Crude prices hit a five-year low with West Texas Intermediate down 4.2% to just over $63 a barrel after several investment banks, including Morgan Stanley and Bank of America, cut 2015 forecasts for oil.
Morgan Stanley analysts slashed their outlook for Brent crude to bottom as low as $43 a barrel in 2015 in its worst-case scenario. Bank of America reduced its West Texas Intermediate forecast to $72 by the end of next year.
Crude oil pain mightn't be over yet, Oppenheimer analysts predicted in a note. "The trajectory for crude oil appears to be one of stagnant to lower prices in the near- to intermediate-term," they wrote.
Oil companies are beginning to cut capital expenditure, including ConocoPhillips (COP) which announced a 20% reduction in capex next year, but it will take time for production levels to slow, said Christian Ledoux, senior portfolio manager for South Texas Money Management.

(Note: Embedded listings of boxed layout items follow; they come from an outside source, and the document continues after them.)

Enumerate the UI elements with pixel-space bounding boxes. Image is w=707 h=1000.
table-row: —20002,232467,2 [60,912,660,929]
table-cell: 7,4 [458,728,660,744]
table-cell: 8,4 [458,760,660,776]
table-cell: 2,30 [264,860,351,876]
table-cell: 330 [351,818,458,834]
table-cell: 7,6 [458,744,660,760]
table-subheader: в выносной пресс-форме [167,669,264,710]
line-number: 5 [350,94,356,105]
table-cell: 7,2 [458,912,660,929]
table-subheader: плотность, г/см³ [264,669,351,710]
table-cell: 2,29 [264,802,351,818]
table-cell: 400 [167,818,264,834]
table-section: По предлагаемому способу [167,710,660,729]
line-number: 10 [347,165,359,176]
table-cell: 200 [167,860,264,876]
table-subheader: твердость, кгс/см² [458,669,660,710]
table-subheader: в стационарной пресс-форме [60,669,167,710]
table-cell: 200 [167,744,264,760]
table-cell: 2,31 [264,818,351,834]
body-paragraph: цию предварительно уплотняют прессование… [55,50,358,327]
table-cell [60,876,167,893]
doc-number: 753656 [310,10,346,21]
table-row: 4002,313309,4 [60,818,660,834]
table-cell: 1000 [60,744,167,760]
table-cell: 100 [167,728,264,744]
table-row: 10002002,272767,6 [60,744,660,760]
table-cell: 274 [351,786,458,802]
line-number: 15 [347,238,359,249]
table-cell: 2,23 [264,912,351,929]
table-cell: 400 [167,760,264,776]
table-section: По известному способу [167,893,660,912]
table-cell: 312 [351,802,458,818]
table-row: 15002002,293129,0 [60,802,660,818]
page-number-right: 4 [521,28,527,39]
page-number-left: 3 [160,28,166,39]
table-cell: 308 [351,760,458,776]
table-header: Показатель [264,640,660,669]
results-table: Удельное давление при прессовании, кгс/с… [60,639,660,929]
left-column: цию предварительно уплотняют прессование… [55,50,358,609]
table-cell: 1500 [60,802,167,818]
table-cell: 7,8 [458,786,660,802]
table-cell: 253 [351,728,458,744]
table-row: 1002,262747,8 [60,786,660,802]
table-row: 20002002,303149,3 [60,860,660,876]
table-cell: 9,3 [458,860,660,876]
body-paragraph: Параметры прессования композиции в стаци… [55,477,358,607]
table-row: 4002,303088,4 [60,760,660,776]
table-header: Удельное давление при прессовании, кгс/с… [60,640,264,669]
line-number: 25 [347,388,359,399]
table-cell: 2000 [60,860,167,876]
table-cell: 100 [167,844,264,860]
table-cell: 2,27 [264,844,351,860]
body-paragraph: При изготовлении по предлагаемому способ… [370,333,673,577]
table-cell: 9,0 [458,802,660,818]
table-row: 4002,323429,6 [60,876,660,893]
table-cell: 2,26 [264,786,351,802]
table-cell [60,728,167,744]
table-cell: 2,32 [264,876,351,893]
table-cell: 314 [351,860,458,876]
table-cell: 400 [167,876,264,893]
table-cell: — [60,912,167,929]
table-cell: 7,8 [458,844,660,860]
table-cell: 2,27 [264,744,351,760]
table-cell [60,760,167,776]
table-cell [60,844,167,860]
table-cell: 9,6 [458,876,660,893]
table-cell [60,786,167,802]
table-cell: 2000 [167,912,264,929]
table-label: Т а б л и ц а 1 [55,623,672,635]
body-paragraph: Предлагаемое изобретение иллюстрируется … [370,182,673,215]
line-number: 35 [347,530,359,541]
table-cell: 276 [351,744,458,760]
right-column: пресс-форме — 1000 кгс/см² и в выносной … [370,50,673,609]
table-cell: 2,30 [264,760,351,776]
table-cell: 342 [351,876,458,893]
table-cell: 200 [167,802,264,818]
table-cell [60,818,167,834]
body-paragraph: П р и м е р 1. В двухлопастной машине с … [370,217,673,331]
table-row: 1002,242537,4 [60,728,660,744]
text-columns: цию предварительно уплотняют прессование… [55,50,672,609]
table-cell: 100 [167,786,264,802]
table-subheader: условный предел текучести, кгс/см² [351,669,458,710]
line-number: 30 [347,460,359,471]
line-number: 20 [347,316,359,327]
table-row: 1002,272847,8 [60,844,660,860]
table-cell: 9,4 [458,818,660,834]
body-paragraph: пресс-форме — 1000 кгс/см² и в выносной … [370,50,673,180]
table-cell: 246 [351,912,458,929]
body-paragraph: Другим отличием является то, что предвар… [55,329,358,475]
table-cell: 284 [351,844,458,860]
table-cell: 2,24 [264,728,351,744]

"That's because a lot of the wells they've drilled already are still in the ramp-up phase," he said in a call. "That means even as companies cut, there's still going to be a lag effect to when production actually slows."
Late November, OPEC agreed not to cut oil production to address oversupply, but instead said it would maintain current levels of 30 million barrels a day. In a statement, OPEC members said it would take such action "in the interest of restoring market equilibrium."